Foremen’s responsibility

Safety is, economically, an integral part of good operating practice, and, therefore, a supervisory function. The accident figure in his department, plus or minus, scores in the foreman’s record.

It is not enough, although necessary, for the foreman to make sure that machines are as safe as engineering ingenuity can make them, and that they are kept in that condition by good housekeeping. He must go further, and wage a ceaseless campaign of safe-habit development among his men.

This demands a knowledge of men, resourcefulness, tact, and careful guidance. It requires not alone instruction of new workers but continual reminding of old timers who are likely to become so accustomed to the dangers around them that they allow themselves to be careless. Unless safety is habitual with men they are not safe workers.

The foreman or supervisor is nearer to having some justification for being “hard-boiled” when it comes to dealing with a careless worker than at almost any other time.
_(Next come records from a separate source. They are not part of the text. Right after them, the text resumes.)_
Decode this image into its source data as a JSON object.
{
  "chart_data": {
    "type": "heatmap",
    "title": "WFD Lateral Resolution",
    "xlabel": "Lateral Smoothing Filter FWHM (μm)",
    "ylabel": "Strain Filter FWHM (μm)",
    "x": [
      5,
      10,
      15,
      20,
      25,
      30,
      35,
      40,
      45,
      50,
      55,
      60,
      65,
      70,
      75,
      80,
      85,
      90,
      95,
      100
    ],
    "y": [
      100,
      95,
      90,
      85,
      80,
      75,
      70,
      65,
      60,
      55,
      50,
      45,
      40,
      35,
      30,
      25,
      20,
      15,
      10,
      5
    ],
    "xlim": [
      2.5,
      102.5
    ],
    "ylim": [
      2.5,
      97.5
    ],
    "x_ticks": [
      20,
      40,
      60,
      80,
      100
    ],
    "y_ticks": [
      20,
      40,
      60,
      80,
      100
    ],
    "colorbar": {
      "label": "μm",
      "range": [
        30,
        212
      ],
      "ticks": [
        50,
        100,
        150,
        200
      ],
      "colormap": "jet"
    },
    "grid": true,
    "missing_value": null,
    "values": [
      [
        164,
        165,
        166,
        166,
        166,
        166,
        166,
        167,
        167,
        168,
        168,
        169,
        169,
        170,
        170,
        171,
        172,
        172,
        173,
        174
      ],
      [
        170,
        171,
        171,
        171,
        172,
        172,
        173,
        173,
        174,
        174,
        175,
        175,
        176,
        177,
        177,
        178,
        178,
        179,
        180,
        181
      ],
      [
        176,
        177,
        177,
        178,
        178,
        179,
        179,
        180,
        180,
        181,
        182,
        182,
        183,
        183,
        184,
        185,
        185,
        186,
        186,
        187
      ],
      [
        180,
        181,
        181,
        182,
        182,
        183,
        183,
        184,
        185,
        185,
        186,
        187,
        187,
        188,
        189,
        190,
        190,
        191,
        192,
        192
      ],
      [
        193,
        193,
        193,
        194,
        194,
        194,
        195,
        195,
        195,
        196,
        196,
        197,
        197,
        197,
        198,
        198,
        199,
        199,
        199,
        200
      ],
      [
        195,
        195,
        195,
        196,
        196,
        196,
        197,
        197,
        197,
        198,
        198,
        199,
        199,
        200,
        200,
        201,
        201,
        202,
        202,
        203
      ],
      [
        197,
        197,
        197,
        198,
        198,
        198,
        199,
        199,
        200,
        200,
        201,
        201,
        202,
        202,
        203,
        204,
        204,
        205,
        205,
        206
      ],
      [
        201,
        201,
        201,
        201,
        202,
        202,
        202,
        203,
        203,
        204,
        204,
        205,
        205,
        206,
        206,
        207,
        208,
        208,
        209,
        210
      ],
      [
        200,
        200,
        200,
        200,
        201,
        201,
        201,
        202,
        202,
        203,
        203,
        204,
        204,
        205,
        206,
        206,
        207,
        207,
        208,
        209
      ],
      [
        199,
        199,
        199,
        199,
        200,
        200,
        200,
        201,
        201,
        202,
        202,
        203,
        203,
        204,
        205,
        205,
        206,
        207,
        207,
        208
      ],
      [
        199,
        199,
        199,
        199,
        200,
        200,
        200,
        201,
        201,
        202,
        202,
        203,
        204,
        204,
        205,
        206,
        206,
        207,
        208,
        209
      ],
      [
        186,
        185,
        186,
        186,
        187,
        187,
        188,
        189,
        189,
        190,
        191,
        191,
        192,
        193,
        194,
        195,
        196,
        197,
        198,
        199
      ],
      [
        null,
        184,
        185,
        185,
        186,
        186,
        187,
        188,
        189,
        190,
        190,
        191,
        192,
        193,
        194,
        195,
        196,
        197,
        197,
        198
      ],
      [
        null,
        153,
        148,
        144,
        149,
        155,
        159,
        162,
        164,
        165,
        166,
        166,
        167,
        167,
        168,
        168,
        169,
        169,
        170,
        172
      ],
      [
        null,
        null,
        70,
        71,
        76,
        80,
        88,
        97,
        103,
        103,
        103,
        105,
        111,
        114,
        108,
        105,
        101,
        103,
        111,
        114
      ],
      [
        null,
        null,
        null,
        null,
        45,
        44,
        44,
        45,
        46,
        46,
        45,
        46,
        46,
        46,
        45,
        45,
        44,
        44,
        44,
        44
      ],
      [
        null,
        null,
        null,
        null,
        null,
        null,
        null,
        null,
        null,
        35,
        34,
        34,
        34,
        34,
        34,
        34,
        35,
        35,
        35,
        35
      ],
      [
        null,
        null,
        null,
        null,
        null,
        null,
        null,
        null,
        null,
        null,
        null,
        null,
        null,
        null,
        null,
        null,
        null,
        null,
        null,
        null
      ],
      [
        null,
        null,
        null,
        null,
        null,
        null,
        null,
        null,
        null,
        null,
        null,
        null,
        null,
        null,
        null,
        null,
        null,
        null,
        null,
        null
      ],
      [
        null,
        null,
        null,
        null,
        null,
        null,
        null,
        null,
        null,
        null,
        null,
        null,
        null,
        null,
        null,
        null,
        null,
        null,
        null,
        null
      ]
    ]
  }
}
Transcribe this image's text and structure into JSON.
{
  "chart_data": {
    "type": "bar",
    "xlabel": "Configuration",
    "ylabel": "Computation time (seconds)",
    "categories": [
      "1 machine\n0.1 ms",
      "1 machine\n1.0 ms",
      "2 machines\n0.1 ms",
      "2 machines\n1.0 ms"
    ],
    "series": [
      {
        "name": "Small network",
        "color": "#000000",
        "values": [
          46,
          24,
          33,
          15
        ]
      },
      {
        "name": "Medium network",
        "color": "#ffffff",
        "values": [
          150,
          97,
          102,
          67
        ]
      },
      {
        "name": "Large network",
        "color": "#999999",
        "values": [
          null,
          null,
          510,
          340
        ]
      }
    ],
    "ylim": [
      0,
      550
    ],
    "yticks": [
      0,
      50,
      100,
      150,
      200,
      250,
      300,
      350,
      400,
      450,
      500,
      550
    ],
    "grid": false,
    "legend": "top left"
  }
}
The worker who will not work safely, and flagrantly breaks safety rules, cannot be tolerated. He endangers not only his own life and limbs, but the lives of fellow-workers.

Personal responsibility

Safety is a personal responsibility. Science observes that nature holds man accountable for his involuntary as well as his voluntary behaviour: the poison he takes by mistake kills him just as certainly as that he takes deliberately.

Under many circumstances instinct, if given rein, will protect us, and instinct aided by intelligence will avoid catastrophe.

Maurice Maeterlinck, the great Belgian writer, put this in his picturesque way in Life and Flowers. After saying that the too-logical person, torn between this and that response to danger, often ends in disaster, he went on: “Luckily, warned by the nerves, which whirl, lose their heads and bawl like terrified children, another figure bounds upon the stage, a rugged, brutal, naked, muscular figure, elbowing its way and seizing with an irresistible gesture such remnants of authority and chances of safety as come within its reach.” That is instinct, or the subconscious; it has long ancestral experience to explain its skill.

Combining intelligence and instinct, we may reach a way of life that avoids situations out of which accidents emerge. That, surely, should be the goal of all safety teaching. Safety is not something in itself, detached from the job, separate from skill in driving a car, a thing added to good housekeeping. It is part of the job, deep in the finger skill and brain work of it.

We cannot gain safety merely by talking about it, by “tut-tutting” when we read about an accident or see wreckage by the roadside, any more than we can avoid danger by ignoring it.

The way seems to be to face the fact that life is full of dangers. They abound in factories and offices, in the home and on the street, on the sea and in the air and deep in the north woods. And, having faced the facts, we need to give our attention and effort to building guards that will protect us and our fellow-men from what dangers can be guarded against. But, most of all, we should set out to make safety our way of life by building safety habits into all we do.